3.       Treatment of cyanide toxicity includes stopping the infusion of SNP; delivery of 100% oxygen; administration of amyl nitrite by inhalation for 30 seconds every 2 minutes; administration of sodium nitrite, 10 mg/kg intravenously, followed by an infusion of 5 mg/kg over 30 minutes; and administration of sodium thiosulfate, 150 mg/kg, not to exceed 12.5 gm, immediately after sodium nitrite.

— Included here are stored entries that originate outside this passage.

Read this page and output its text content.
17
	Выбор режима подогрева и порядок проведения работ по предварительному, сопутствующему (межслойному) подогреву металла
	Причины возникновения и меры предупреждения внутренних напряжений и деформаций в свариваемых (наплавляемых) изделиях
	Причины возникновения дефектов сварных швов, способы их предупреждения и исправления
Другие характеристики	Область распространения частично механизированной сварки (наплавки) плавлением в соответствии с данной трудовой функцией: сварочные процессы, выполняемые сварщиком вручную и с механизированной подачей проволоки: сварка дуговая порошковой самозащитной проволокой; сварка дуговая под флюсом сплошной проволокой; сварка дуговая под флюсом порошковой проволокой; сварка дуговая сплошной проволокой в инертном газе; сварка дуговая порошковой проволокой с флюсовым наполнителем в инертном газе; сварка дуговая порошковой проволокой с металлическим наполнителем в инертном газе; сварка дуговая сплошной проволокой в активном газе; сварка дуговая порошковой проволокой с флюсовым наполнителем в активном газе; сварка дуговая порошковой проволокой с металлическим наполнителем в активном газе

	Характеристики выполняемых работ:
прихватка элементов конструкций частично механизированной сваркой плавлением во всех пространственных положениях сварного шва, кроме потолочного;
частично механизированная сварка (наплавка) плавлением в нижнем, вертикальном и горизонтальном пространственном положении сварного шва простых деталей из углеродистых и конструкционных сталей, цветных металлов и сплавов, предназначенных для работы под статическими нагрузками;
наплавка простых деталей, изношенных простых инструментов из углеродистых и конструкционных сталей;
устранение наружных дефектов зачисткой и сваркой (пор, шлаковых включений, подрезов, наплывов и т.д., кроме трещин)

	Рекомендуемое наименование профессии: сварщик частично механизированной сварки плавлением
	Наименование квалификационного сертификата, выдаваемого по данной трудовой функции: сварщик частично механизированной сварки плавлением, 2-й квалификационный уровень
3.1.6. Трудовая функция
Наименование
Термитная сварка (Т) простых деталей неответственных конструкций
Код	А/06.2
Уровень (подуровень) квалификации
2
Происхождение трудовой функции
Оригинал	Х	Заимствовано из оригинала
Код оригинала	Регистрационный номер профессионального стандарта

·         Postoperative visual loss (POVL), ranging from vision deficits to blindness, are catastrophic complications following surgery and anesthesia. Ischemic optic atrophy appears to be the final mechanism though numerous patient-related and intraoperative events have been implicated. Spine surgery and cardiac surgery are the most common procedures associated with POVL.

·         ANESTHESIA FOR MINIMALLY INVASIVE SURGERY

1. PaCO2 increases during CO2 pneumoperitoneum in laparoscopy because of CO2 absorption and ventilation-perfusion mismatch; if the patient is spontaneously breathing, ventilatory depression may also contribute to hypercapnia.
2. Hemodynamic changes during laparoscopy include increased systemic vascular resistance, mean arterial pressure, and left ventricular wall stress; cardiac output decreases initially, then gradually increases back to baseline.
3. Pulmonary changes during laparoscopy include increases in peak inspiratory pressure, intrathoracic pressure, and respiratory resistance and decreases in vital capacity, functional residual capacity, and pulmonary compliance.

·         Only nonelectrolyte solutions can be used for irrigation during TURP. Electrolyte solutions are avoided to minimize the dispersion of current throughout the bladder when electrocautery is used. Dissemination of electrocautery current would be uncomfortable for the patient and dangerous to both patient and surgeon. After completion of surgery and before the patient is moved to the postanesthesia care unit, bladder irrigation should be changed to normal saline. Because fluid absorption from continuous bladder irrigation may continue in the postoperative period, eliminating nonelectrolyte solutions reduces the risk of postoperative hyponatremia.

·         TRANSURETHRAL RESECTION OF THE PROSTATE

1. Hyponatremia secondary to TURP syndrome may present with restlessness, mental confusion, nausea, vomiting, dizziness, headache, unresponsiveness, transient visual changes, hypertension, hypotension, heart rate changes, cardiac arrhythmias, pulmonary edema, or cyanosis.
2. Prompt treatment of TURP syndrome is essential and includes terminating the procedure, changing the bladder irrigant to normal saline, infusing normal saline, evaluating serum sodium and other chemistries, administering diuretics, and considering the use of hypertonic saline in unstable patients.
3. The hyponatremia of TURP syndrome is due to fluid excess and not a loss of sodium.
4. The preferred anesthetic technique is subarachnoid block so that mental status can be followed as an early indicator of hyponatremia.

·         Laser light has three defining characteristics:

Coherence: All waves are in phase, both in time and in space

Collimation: The waves travel in parallel directions

Monochromaticity: All waves have the same wavelength

·         ELECTROCONVULSIVE THERAPY

1. Methohexital should be considered the drug of choice for the induction of anesthesia for ECT.
2. ECT causes pronounced sympathetic activity, which may result in myocardial ischemia or even infarction in patients with coronary artery disease.
3. To perform ECT safely it is necessary to complete a preoperative history and physical examination, use standard monitors, have readily available equipment and medications appropriate for full cardiopulmonary resuscitation, utilize an induction agent (e.g., methohexital) and muscle relaxant (e.g., succinylcholine), and have a beta blocker readily available (e.g., esmolol).